Mais les démolitions coûtent cher, elles aussi. Selon des chercheurs, la facture pour 668 des barrages hydroélectriques supprimés entre 1965 et 2020 s’élève à 1,52 milliard de dollars ! Et parmi eux, plus de 80 % mesuraient moins de 5 mètres de haut. Une catégorie pour laquelle le coût de démolition reste raisonnable. De l’ordre de 150 000 dollars. Mais pour les barrages de plus de 10 mètres, la facture peut s’envoler jusqu’à plus de 6 millions de dollars. Avec un montant total qui peut augmenter encore, suivant les moyens à déployer pour atténuer les effets de la destruction sur l’environnement — risque de libération de toxines accumulées dans les sédiments, risque d’augmentation de la turbidité de l’eau ou de changements de température, etc. — et pour restaurer ensuite les écosystèmes. L’analyse devrait aider les parties prenantes à estimer le coût de la suppression prévue d’ici 2050 de 4 000 à 32 000 barrages hydroélectriques dans le pays.
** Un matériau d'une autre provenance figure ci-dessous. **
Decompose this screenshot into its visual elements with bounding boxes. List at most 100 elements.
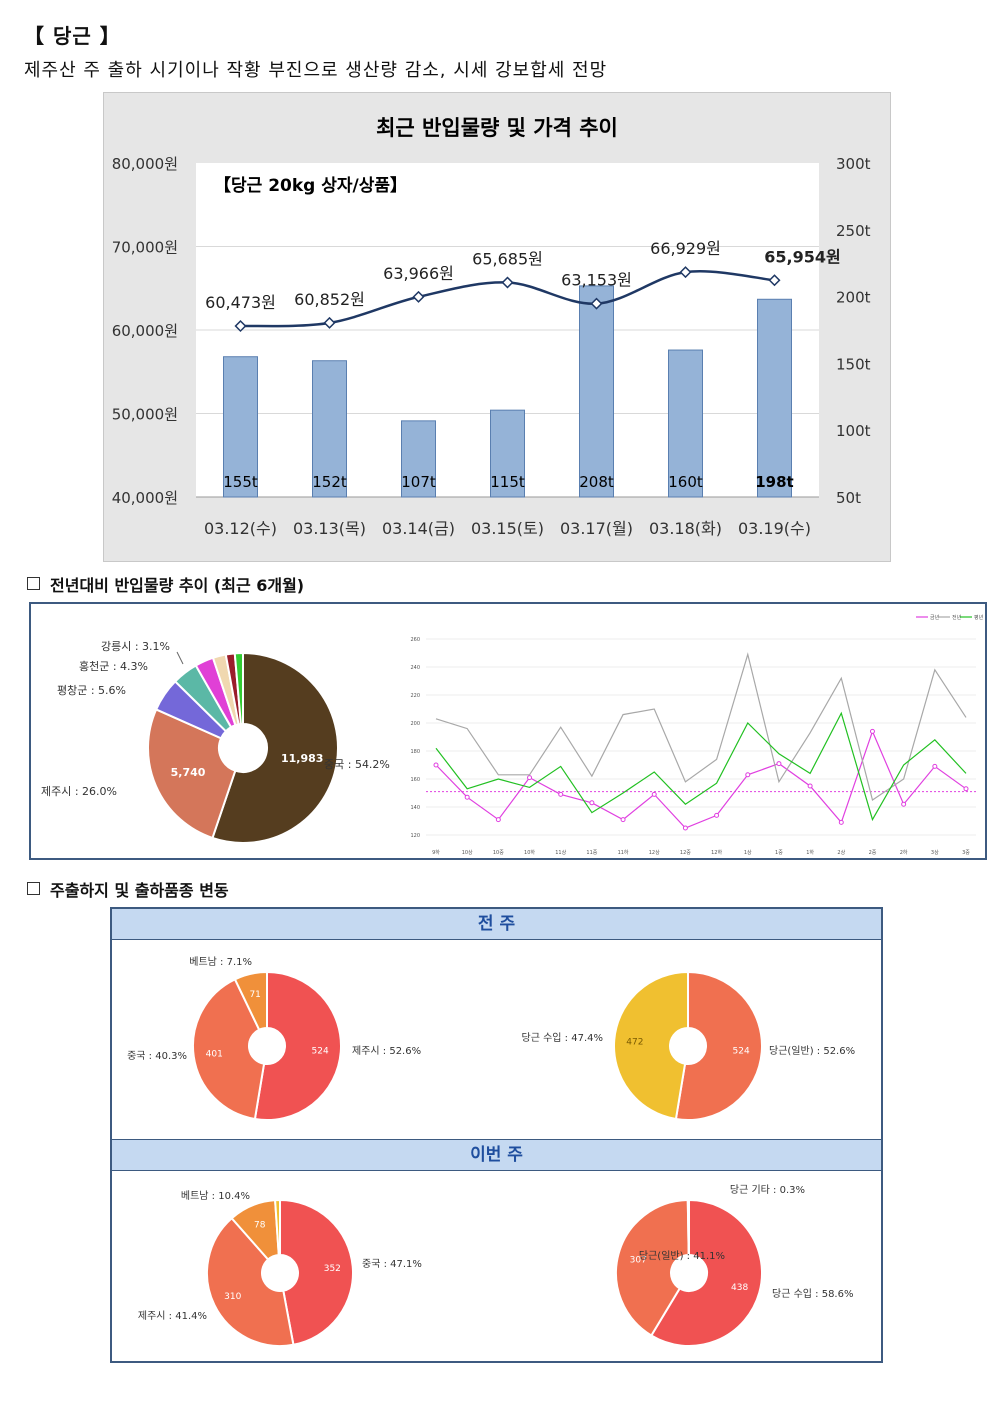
volume-label: 160t: [668, 473, 703, 491]
series-point: [651, 791, 657, 797]
left-axis-tick: 50,000원: [112, 406, 178, 424]
series-line: [435, 711, 967, 822]
x-axis-tick: 03.19(수): [738, 519, 811, 538]
price-label: 60,852원: [294, 290, 365, 309]
volume-label: 107t: [401, 473, 436, 491]
series-point: [589, 800, 595, 806]
price-point: [323, 316, 336, 329]
donut-label: 중국 : 47.1%: [362, 1258, 422, 1270]
volume-bar: [312, 360, 347, 498]
series-point: [745, 772, 751, 778]
y-axis-tick: 180: [410, 749, 420, 755]
volume-bar: [401, 420, 436, 498]
donut-value: 524: [312, 1046, 329, 1056]
volume-bar: [490, 409, 525, 498]
donut-value: 307: [630, 1255, 647, 1265]
volume-bar: [668, 349, 703, 498]
x-axis-tick: 12중: [680, 850, 691, 856]
donut-value: 352: [324, 1264, 341, 1274]
donut-slice: [615, 1198, 690, 1337]
history-section-label: 전년대비 반입물량 추이 (최근 6개월): [50, 576, 305, 595]
price-point: [768, 274, 781, 287]
price-label: 63,153원: [561, 271, 632, 290]
series-point: [620, 817, 626, 823]
x-axis-tick: 10중: [493, 850, 504, 856]
price-volume-chart-panel: 최근 반입물량 및 가격 추이 40,000원 50,000원 60,000원 70,0…: [103, 92, 891, 562]
history-section-heading: 전년대비 반입물량 추이 (최근 6개월): [27, 572, 304, 596]
legend-label: 평년: [974, 614, 984, 621]
series-point: [807, 783, 813, 789]
donut-label: 강릉시 : 3.1%: [101, 640, 170, 653]
donut-label: 베트남 : 10.4%: [181, 1190, 250, 1202]
price-point: [679, 266, 692, 279]
right-axis-tick: 100t: [836, 422, 871, 440]
left-axis-tick: 40,000원: [112, 489, 178, 507]
origin-variety-panel: 전 주 524 401 71 제주시 : 52.6% 중국 : 40.3% 베트남 : 7…: [110, 907, 883, 1363]
y-axis-tick: 240: [410, 665, 420, 671]
right-axis-tick: 200t: [836, 289, 871, 307]
donut-slice: [274, 1198, 281, 1257]
x-axis-tick: 3중: [962, 850, 970, 856]
donut-label: 홍천군 : 4.3%: [79, 659, 148, 673]
x-axis-tick: 1하: [806, 849, 814, 856]
donut-value: 524: [733, 1046, 750, 1056]
series-point: [464, 794, 470, 800]
series-point: [527, 775, 533, 781]
donut-slice: [674, 970, 763, 1121]
x-axis-tick: 03.15(토): [471, 519, 544, 538]
x-axis-tick: 11하: [618, 849, 629, 856]
donut-value: 438: [731, 1283, 748, 1293]
price-label: 60,473원: [205, 293, 276, 312]
origin-section-label: 주출하지 및 출하품종 변동: [50, 881, 229, 900]
volume-label: 115t: [490, 473, 525, 491]
donut-slice: [686, 1198, 690, 1257]
series-point: [776, 761, 782, 767]
price-volume-chart: 최근 반입물량 및 가격 추이 40,000원 50,000원 60,000원 70,0…: [112, 116, 871, 538]
price-label: 65,685원: [472, 250, 543, 269]
last-week-variety-donut: 524 472 당근(일반) : 52.6% 당근 수입 : 47.4%: [522, 970, 855, 1121]
price-point: [501, 276, 514, 289]
this-week-origin-donut: 352 310 78 중국 : 47.1% 제주시 : 41.4% 베트남 : 10.4%: [138, 1190, 422, 1347]
y-axis-tick: 120: [410, 833, 420, 839]
checkbox-icon: [27, 577, 40, 590]
donut-value: 78: [254, 1220, 266, 1230]
donut-value: 310: [224, 1292, 241, 1302]
donut-value: 472: [626, 1038, 643, 1048]
x-axis-tick: 12상: [649, 849, 660, 856]
donut-value: 5,740: [171, 766, 206, 779]
donut-label: 평창군 : 5.6%: [57, 684, 126, 697]
y-axis-tick: 160: [410, 777, 420, 783]
x-axis-tick: 03.18(화): [649, 519, 722, 538]
x-axis-tick: 03.12(수): [204, 519, 277, 538]
volume-bar: [579, 285, 614, 498]
donut-slice: [206, 1216, 295, 1347]
left-axis-tick: 60,000원: [112, 322, 178, 340]
chart-inner-label: 【당근 20kg 상자/상품】: [214, 175, 407, 196]
last-week-origin-donut: 524 401 71 제주시 : 52.6% 중국 : 40.3% 베트남 : 7.1%: [127, 956, 421, 1121]
y-axis-tick: 220: [410, 693, 420, 699]
x-axis-tick: 2하: [900, 849, 908, 856]
price-point: [412, 290, 425, 303]
donut-label: 베트남 : 7.1%: [189, 956, 252, 968]
donut-label: 당근(일반) : 52.6%: [769, 1045, 855, 1057]
band-this-week: 이번 주: [112, 1139, 881, 1171]
series-point: [433, 762, 439, 768]
x-axis-tick: 2중: [869, 850, 877, 856]
x-axis-tick: 11상: [555, 849, 566, 856]
donut-label: 당근 수입 : 47.4%: [522, 1031, 603, 1044]
series-point: [838, 819, 844, 825]
series-line: [435, 729, 967, 829]
checkbox-icon: [27, 882, 40, 895]
donut-slice: [253, 970, 342, 1121]
x-axis-tick: 10상: [462, 849, 473, 856]
x-axis-tick: 1상: [744, 849, 752, 856]
legend-label: 전년: [952, 614, 962, 621]
series-point: [714, 812, 720, 818]
this-week-variety-donut: 438 307 당근 수입 : 58.6% 당근(일반) : 41.1% 당근 기타 :…: [615, 1184, 853, 1347]
right-axis-tick: 300t: [836, 155, 871, 173]
x-axis-tick: 12하: [711, 849, 722, 856]
page-subtitle: 제주산 주 출하 시기이나 작황 부진으로 생산량 감소, 시세 강보합세 전망: [24, 60, 608, 81]
donut-slice: [147, 708, 237, 840]
donut-label: 당근 수입 : 58.6%: [772, 1287, 853, 1300]
series-point: [869, 728, 875, 734]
Pour revenir à l’exemple des quatre barrages hydroélectriques de la rivière Klamath, les plus gros barrages en destruction aux États-Unis, il devrait en coûter quelque 450 millions de dollars. Mais l’opérateur estime que cela restera moins cher que d’avoir à aménager des passages pour les saumons. Même la production électrique — l’équivalent de la consommation de 70 000 foyers à pleine puissance — devrait pouvoir être plus économiquement remplacée.